Türkiye şu an bir hukuk ve ekonomik kriz içerisinde. Siz ülkemizin gidişatını nasıl görüyorsunuz? Sizce bu kriz nasıl son bulur?

Türkiye Cumhuriyeti’nin hukuk ve ekonomik krizden ziyade liyakat ve ahlak krizi olduğu kanısındayım. Yetersiz eğitim, hadsizlik, yolsuzluk, rüşvet almış yürümüş. Rant hilafetinin iktidarı hüküm sürmekte. Ne diyelim umarım düzelir ama düzelme bu en az 25-30 yıl süreceğini düşünüyorum.

‘Üretmeye ve yaratmaya tam gaz devam’

Mesleğe veda ettiniz. Özlüyor musunuz? Zamanınız nasıl geçiyor? Yıldırım bey neler yapıyor, nasıllar?

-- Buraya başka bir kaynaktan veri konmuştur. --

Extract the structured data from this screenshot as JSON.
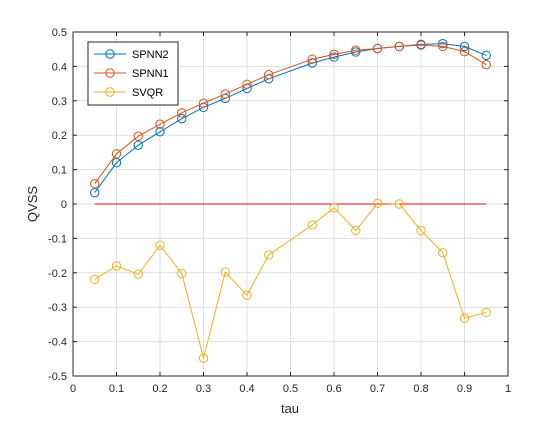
{
  "chart_data": {
    "type": "line",
    "title": "",
    "xlabel": "tau",
    "ylabel": "QVSS",
    "xlim": [
      0,
      1
    ],
    "ylim": [
      -0.5,
      0.5
    ],
    "xticks": [
      "0",
      "0.1",
      "0.2",
      "0.3",
      "0.4",
      "0.5",
      "0.6",
      "0.7",
      "0.8",
      "0.9",
      "1"
    ],
    "yticks": [
      "-0.5",
      "-0.4",
      "-0.3",
      "-0.2",
      "-0.1",
      "0",
      "0.1",
      "0.2",
      "0.3",
      "0.4",
      "0.5"
    ],
    "grid": true,
    "legend_position": "top-left",
    "x": [
      0.05,
      0.1,
      0.15,
      0.2,
      0.25,
      0.3,
      0.35,
      0.4,
      0.45,
      0.55,
      0.6,
      0.65,
      0.7,
      0.75,
      0.8,
      0.85,
      0.9,
      0.95
    ],
    "series": [
      {
        "name": "SPNN2",
        "color": "#0072BD",
        "values": [
          0.033,
          0.12,
          0.171,
          0.21,
          0.248,
          0.281,
          0.307,
          0.336,
          0.364,
          0.41,
          0.427,
          0.442,
          0.452,
          0.458,
          0.464,
          0.466,
          0.458,
          0.432
        ]
      },
      {
        "name": "SPNN1",
        "color": "#D95319",
        "values": [
          0.059,
          0.146,
          0.197,
          0.232,
          0.265,
          0.293,
          0.32,
          0.348,
          0.376,
          0.421,
          0.435,
          0.447,
          0.452,
          0.458,
          0.462,
          0.458,
          0.443,
          0.405
        ]
      },
      {
        "name": "SVQR",
        "color": "#EDB120",
        "values": [
          -0.219,
          -0.18,
          -0.204,
          -0.12,
          -0.202,
          -0.448,
          -0.198,
          -0.265,
          -0.148,
          -0.061,
          -0.011,
          -0.077,
          0.002,
          0.0,
          -0.077,
          -0.142,
          -0.332,
          -0.315
        ]
      }
    ],
    "reference_line": {
      "y": 0,
      "x_range": [
        0.05,
        0.95
      ],
      "color": "#FF0000"
    }
  }
}
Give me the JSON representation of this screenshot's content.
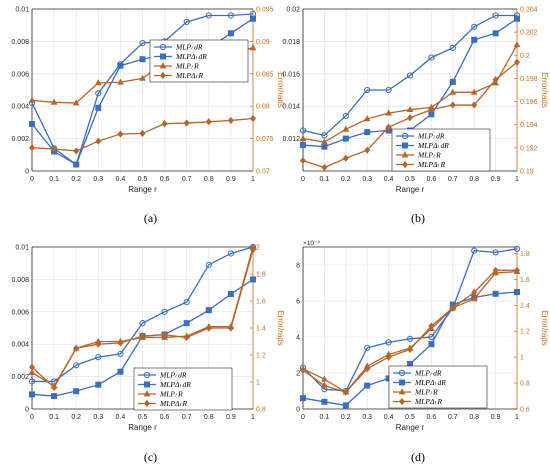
{
  "chart_data": [
    {
      "type": "line",
      "caption": "(a)",
      "xlabel": "Range r",
      "ylabel": "",
      "ylabel_right": "Error/rads",
      "x": [
        "0",
        "0.1",
        "0.2",
        "0.3",
        "0.4",
        "0.5",
        "0.6",
        "0.7",
        "0.8",
        "0.9",
        "1"
      ],
      "ylim": [
        0,
        0.01
      ],
      "yticks": [
        "0",
        "0.002",
        "0.004",
        "0.006",
        "0.008",
        "0.01"
      ],
      "ylim_right": [
        0.07,
        0.095
      ],
      "yticks_right": [
        "0.07",
        "0.075",
        "0.08",
        "0.085",
        "0.09",
        "0.095"
      ],
      "grid": true,
      "legend_position": "right",
      "series": [
        {
          "name": "MLPₗ dR",
          "axis": "left",
          "color": "#3a6fc0",
          "marker": "circle",
          "values": [
            0.0042,
            0.0014,
            0.0004,
            0.0048,
            0.0066,
            0.0079,
            0.008,
            0.0092,
            0.0096,
            0.0096,
            0.0097
          ]
        },
        {
          "name": "MLPΔₗ dR",
          "axis": "left",
          "color": "#3a6fc0",
          "marker": "square",
          "values": [
            0.0029,
            0.0012,
            0.0004,
            0.0039,
            0.0065,
            0.0069,
            0.0072,
            0.0074,
            0.0076,
            0.0085,
            0.0094
          ]
        },
        {
          "name": "MLPₗ R",
          "axis": "right",
          "color": "#b8642a",
          "marker": "triangle",
          "values": [
            0.0809,
            0.0806,
            0.0805,
            0.0836,
            0.0837,
            0.0843,
            0.0868,
            0.0875,
            0.0876,
            0.0882,
            0.089
          ]
        },
        {
          "name": "MLPΔₗ R",
          "axis": "right",
          "color": "#b8642a",
          "marker": "diamond",
          "values": [
            0.0736,
            0.0734,
            0.0731,
            0.0746,
            0.0757,
            0.0758,
            0.0773,
            0.0774,
            0.0776,
            0.0778,
            0.0781
          ]
        }
      ]
    },
    {
      "type": "line",
      "caption": "(b)",
      "xlabel": "Range r",
      "ylabel": "",
      "ylabel_right": "Error/rads",
      "x": [
        "0",
        "0.1",
        "0.2",
        "0.3",
        "0.4",
        "0.5",
        "0.6",
        "0.7",
        "0.8",
        "0.9",
        "1"
      ],
      "ylim": [
        0.01,
        0.02
      ],
      "yticks": [
        "0.012",
        "0.014",
        "0.016",
        "0.018",
        "0.02"
      ],
      "ylim_right": [
        0.19,
        0.204
      ],
      "yticks_right": [
        "0.19",
        "0.192",
        "0.194",
        "0.196",
        "0.198",
        "0.2",
        "0.202",
        "0.204"
      ],
      "grid": true,
      "legend_position": "bottom-right",
      "series": [
        {
          "name": "MLPₗ dR",
          "axis": "left",
          "color": "#3a6fc0",
          "marker": "circle",
          "values": [
            0.0125,
            0.0122,
            0.0134,
            0.015,
            0.015,
            0.0159,
            0.017,
            0.0176,
            0.0189,
            0.0196,
            0.0196
          ]
        },
        {
          "name": "MLPΔₗ dR",
          "axis": "left",
          "color": "#3a6fc0",
          "marker": "square",
          "values": [
            0.0116,
            0.0115,
            0.012,
            0.0124,
            0.0125,
            0.0125,
            0.0135,
            0.0155,
            0.0181,
            0.0185,
            0.0194
          ]
        },
        {
          "name": "MLPₗ R",
          "axis": "right",
          "color": "#b8642a",
          "marker": "triangle",
          "values": [
            0.1928,
            0.1925,
            0.1936,
            0.1945,
            0.195,
            0.1953,
            0.1955,
            0.1968,
            0.1968,
            0.1976,
            0.2009
          ]
        },
        {
          "name": "MLPΔₗ R",
          "axis": "right",
          "color": "#b8642a",
          "marker": "diamond",
          "values": [
            0.1909,
            0.1903,
            0.1911,
            0.1918,
            0.1938,
            0.1946,
            0.1953,
            0.1957,
            0.1957,
            0.1979,
            0.1994
          ]
        }
      ]
    },
    {
      "type": "line",
      "caption": "(c)",
      "xlabel": "Range r",
      "ylabel": "",
      "ylabel_right": "Error/rads",
      "x": [
        "0",
        "0.1",
        "0.2",
        "0.3",
        "0.4",
        "0.5",
        "0.6",
        "0.7",
        "0.8",
        "0.9",
        "1"
      ],
      "ylim": [
        0,
        0.01
      ],
      "yticks": [
        "0",
        "0.002",
        "0.004",
        "0.006",
        "0.008",
        "0.01"
      ],
      "ylim_right": [
        0.8,
        2
      ],
      "yticks_right": [
        "0.8",
        "1",
        "1.2",
        "1.4",
        "1.6",
        "1.8",
        "2"
      ],
      "grid": true,
      "legend_position": "bottom-right",
      "series": [
        {
          "name": "MLPₗ dR",
          "axis": "left",
          "color": "#3a6fc0",
          "marker": "circle",
          "values": [
            0.0017,
            0.0017,
            0.0027,
            0.0032,
            0.0034,
            0.0053,
            0.006,
            0.0066,
            0.0089,
            0.0096,
            0.01
          ]
        },
        {
          "name": "MLPΔₗ dR",
          "axis": "left",
          "color": "#3a6fc0",
          "marker": "square",
          "values": [
            0.0009,
            0.0008,
            0.0011,
            0.0015,
            0.0023,
            0.0045,
            0.0046,
            0.0053,
            0.0061,
            0.0071,
            0.008
          ]
        },
        {
          "name": "MLPₗ R",
          "axis": "right",
          "color": "#b8642a",
          "marker": "triangle",
          "values": [
            1.07,
            0.97,
            1.25,
            1.3,
            1.3,
            1.33,
            1.33,
            1.34,
            1.41,
            1.41,
            2.0
          ]
        },
        {
          "name": "MLPΔₗ R",
          "axis": "right",
          "color": "#b8642a",
          "marker": "diamond",
          "values": [
            1.11,
            0.96,
            1.25,
            1.28,
            1.29,
            1.34,
            1.35,
            1.33,
            1.4,
            1.4,
            1.98
          ]
        }
      ]
    },
    {
      "type": "line",
      "caption": "(d)",
      "xlabel": "Range r",
      "ylabel": "",
      "ylabel_right": "Error/rads",
      "y_exponent": "×10⁻³",
      "x": [
        "0",
        "0.1",
        "0.2",
        "0.3",
        "0.4",
        "0.5",
        "0.6",
        "0.7",
        "0.8",
        "0.9",
        "1"
      ],
      "ylim": [
        0,
        9
      ],
      "yticks": [
        "0",
        "2",
        "4",
        "6",
        "8"
      ],
      "ylim_right": [
        0.6,
        1.85
      ],
      "yticks_right": [
        "0.6",
        "0.8",
        "1",
        "1.2",
        "1.4",
        "1.6",
        "1.8"
      ],
      "grid": true,
      "legend_position": "bottom-right",
      "series": [
        {
          "name": "MLPₗ dR",
          "axis": "left",
          "color": "#3a6fc0",
          "marker": "circle",
          "values": [
            2.3,
            1.1,
            1.0,
            3.4,
            3.7,
            3.9,
            4.0,
            5.6,
            8.8,
            8.7,
            8.9
          ]
        },
        {
          "name": "MLPΔₗ dR",
          "axis": "left",
          "color": "#3a6fc0",
          "marker": "square",
          "values": [
            0.6,
            0.4,
            0.2,
            1.3,
            1.7,
            2.5,
            3.6,
            5.8,
            6.2,
            6.4,
            6.5
          ]
        },
        {
          "name": "MLPₗ R",
          "axis": "right",
          "color": "#b8642a",
          "marker": "triangle",
          "values": [
            0.91,
            0.83,
            0.73,
            0.93,
            1.02,
            1.07,
            1.22,
            1.38,
            1.45,
            1.65,
            1.66
          ]
        },
        {
          "name": "MLPΔₗ R",
          "axis": "right",
          "color": "#b8642a",
          "marker": "diamond",
          "values": [
            0.9,
            0.78,
            0.73,
            0.91,
            1.0,
            1.06,
            1.24,
            1.38,
            1.5,
            1.67,
            1.67
          ]
        }
      ]
    }
  ]
}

Sık sık Türkiye’ye geliyorum ancak her geldiğimde aslında biraz daha yabancılaştığımı fark ediyorum. Artık Kıbrıs’ta yaşıyoruz. Yıldırım Mayruk adına yeni bir atölyemiz, butiğimiz ve tekstil sanat galerimiz var. Güvenli ve huzurlu bir coğrafyada yaşamak çok özel tabi Kuzey Kıbrıs’ın emsal hukuku, doğası ve insanının çağdaş ve laik yaşantısı da kreması oluyor.

Ayrıca sık sık dünya başkentlerine yolculuk yapıyorum. Güney Kıbrıs’tan da katılan güçlü dostlarımızla adada kalıcı barış için de mücadele ediyoruz. Bahçeyle uğraşıp ufak çapta tarım da yeni hobilerim arasında. Yine üretmeye, yaratmaya tam gaz devam. Sanırım hayatımdaki en radikal değişiklik ticaret ve yaşamımda para birimimim artık Türk lirası olmaması. En önemli hatırası ise hala sadece TC. kimlik kartı taşıyor olmam.